Bosch se sentía incómodo consigo mismo mientras conducía. Estaba inquieto porque el suicidio de Trent —y no tenía dudas de que se trataba de un suicidio— había servido para desviar el avance en la investigación de la muerte del chico. Bosch había pasado la mitad del día revisando las pertenencias de Trent cuando lo que le habría gustado hacer era establecer con certeza la identidad del chico, siguiendo la pista que había recibido en las llamadas.

—¿Qué pasa, Harry? —preguntó Edgar en un momento del recorrido.

—¿Qué?

—No sé. Pareces taciturno. Ya sé que probablemente es tu disposición natural, pero normalmente lo disimulas un poco.

Edgar sonrió, pero no obtuvo una sonrisa de respuesta por parte de Bosch.

—Sólo estoy pensando en algunas cosas. Este tipo podría estar vivo hoy si hubiésemos manejado la situación de otro modo.

—Vamos, Harry. ¿Te refieres a si no lo hubiéramos investigado? Eso era imposible. Hacemos nuestro trabajo y las cosas siguen su curso. No podíamos hacer nada. Si hay alguien responsable es Thornton, y lo va a pagar. Pero si te interesa mi opinión, creo que el mundo está mejor sin alguien como Trent. Tengo la conciencia tranquila, tío. Muy tranquila.

—Me alegro por ti.

Bosch pensó en su decisión de dejarle a Edgar el día libre en domingo. Si no lo hubiera hecho, Edgar habría sido el encargado de comprobar los nombres en el ordenador. Kiz Rider habría quedado fuera del lazo y la información nunca habría llegado a Thornton.

Bosch suspiró. Todo parecía funcionar siempre en una teoría del dominó.
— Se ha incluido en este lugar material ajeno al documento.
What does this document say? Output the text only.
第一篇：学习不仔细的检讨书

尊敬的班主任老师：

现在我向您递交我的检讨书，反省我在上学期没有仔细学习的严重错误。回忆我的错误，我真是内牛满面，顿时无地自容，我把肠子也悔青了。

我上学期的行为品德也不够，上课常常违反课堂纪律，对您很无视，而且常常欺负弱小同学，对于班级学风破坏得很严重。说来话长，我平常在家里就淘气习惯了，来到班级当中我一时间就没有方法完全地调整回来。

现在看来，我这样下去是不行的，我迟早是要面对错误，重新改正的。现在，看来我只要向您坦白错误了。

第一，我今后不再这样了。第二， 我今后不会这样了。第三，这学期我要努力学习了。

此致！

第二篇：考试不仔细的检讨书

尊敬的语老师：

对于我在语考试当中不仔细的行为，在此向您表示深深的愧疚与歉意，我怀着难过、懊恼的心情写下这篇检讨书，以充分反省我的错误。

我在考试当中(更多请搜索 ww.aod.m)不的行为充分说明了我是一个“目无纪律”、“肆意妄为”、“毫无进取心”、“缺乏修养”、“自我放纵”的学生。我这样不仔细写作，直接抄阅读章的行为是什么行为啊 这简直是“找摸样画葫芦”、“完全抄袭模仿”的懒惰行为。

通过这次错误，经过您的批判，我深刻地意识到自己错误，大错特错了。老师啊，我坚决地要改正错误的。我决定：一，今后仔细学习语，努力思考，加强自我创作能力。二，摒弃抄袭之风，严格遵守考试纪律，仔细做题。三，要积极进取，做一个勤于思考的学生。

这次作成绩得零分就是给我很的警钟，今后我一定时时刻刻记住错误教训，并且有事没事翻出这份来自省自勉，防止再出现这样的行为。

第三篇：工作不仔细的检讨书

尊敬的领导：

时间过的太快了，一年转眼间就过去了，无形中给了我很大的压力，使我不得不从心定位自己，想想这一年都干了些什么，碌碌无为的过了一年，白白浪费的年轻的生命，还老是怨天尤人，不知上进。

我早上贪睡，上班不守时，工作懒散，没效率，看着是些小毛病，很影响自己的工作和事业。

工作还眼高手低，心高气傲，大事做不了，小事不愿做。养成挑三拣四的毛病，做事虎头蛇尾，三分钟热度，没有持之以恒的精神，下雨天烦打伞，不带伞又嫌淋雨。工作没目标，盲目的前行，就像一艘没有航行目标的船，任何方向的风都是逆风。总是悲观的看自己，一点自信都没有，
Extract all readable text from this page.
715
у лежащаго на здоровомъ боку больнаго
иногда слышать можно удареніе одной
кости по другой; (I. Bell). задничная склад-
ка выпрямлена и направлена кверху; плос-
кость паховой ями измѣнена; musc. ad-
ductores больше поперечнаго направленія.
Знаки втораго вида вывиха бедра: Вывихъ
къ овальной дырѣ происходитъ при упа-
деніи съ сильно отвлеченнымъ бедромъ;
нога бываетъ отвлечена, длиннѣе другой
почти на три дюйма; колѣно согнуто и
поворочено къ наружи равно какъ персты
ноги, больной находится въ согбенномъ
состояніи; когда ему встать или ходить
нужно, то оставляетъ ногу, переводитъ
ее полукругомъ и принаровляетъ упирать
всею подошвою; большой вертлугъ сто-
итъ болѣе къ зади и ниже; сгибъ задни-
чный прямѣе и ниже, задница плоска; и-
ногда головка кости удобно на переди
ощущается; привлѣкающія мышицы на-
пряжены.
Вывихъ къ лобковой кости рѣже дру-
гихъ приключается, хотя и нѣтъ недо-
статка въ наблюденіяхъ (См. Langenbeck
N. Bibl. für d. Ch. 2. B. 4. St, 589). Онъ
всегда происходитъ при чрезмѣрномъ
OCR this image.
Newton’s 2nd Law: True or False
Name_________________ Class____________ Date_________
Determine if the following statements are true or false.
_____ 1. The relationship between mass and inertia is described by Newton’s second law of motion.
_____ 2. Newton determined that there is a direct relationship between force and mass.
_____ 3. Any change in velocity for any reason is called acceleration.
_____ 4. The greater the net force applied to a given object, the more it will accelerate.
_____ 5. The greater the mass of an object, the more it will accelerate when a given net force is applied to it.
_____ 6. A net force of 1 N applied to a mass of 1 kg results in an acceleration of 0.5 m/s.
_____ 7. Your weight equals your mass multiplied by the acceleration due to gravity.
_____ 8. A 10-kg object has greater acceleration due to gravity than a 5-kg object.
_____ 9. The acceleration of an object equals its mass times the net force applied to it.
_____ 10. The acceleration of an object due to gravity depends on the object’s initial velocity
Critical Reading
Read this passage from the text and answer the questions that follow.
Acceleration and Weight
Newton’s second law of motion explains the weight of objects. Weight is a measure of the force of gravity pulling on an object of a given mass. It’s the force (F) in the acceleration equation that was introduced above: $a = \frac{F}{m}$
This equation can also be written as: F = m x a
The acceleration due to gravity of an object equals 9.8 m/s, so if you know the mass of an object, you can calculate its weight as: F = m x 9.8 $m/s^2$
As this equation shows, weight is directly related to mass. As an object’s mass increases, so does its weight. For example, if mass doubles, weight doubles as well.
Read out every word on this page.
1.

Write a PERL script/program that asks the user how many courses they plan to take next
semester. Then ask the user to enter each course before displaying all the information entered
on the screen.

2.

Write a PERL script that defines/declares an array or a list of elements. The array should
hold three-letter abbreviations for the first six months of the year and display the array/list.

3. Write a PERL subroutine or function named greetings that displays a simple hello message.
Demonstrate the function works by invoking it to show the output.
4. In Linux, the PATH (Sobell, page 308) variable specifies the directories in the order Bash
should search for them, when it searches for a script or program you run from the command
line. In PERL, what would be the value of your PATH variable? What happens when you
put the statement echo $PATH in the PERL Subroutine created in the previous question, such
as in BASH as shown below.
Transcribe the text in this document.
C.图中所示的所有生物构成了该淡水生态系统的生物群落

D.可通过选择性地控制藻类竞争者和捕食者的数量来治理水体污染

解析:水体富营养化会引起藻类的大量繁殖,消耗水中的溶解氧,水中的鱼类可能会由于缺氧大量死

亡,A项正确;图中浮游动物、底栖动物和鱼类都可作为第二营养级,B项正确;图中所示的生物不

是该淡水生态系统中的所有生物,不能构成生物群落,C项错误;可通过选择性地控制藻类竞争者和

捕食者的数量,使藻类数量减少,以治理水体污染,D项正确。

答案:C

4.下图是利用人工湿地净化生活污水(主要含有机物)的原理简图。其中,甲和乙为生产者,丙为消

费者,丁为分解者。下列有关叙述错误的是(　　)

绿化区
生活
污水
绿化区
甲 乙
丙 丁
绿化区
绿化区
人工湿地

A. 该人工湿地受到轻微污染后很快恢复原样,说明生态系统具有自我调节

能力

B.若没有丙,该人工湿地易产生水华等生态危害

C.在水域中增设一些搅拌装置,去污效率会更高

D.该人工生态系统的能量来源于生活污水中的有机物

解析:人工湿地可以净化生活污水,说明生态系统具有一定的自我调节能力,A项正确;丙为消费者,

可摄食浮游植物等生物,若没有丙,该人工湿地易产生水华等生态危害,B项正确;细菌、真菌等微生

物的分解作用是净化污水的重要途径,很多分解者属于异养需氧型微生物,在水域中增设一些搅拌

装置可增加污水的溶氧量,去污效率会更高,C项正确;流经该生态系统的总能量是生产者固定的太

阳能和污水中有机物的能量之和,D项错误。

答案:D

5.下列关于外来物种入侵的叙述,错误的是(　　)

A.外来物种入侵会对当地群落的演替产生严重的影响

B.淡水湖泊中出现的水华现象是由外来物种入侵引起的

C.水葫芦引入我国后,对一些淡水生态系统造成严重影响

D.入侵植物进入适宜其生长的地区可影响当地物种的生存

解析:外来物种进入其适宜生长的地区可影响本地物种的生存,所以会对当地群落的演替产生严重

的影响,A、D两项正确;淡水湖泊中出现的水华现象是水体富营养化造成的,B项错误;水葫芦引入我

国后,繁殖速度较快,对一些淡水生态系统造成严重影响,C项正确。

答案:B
Si, entonces, si, entonces, si, entonces.

—¿Qué te dice tu instinto? —preguntó a Edgar.

—¿Te refieres a si mató al chico de la colina?

Bosch asintió.

—No lo sé —dijo Edgar—. Habrá que ver lo que dicen en el laboratorio del barro y lo que dice la hermana del skate. Si es que es la hermana y conseguimos identificarlo.

Bosch no dijo nada, pero siempre le molestaba tener que confiar en informes de laboratorio para determinar qué camino seguir en una investigación.

—¿Y tú, Harry?

Bosch pensó en las fotos de todos los niños a los que Trent creía que estaba cuidando. Su acto de penitencia. Su oportunidad de redimirse.

—Creo que estamos acelerando en el barro —dijo—. No es el asesino.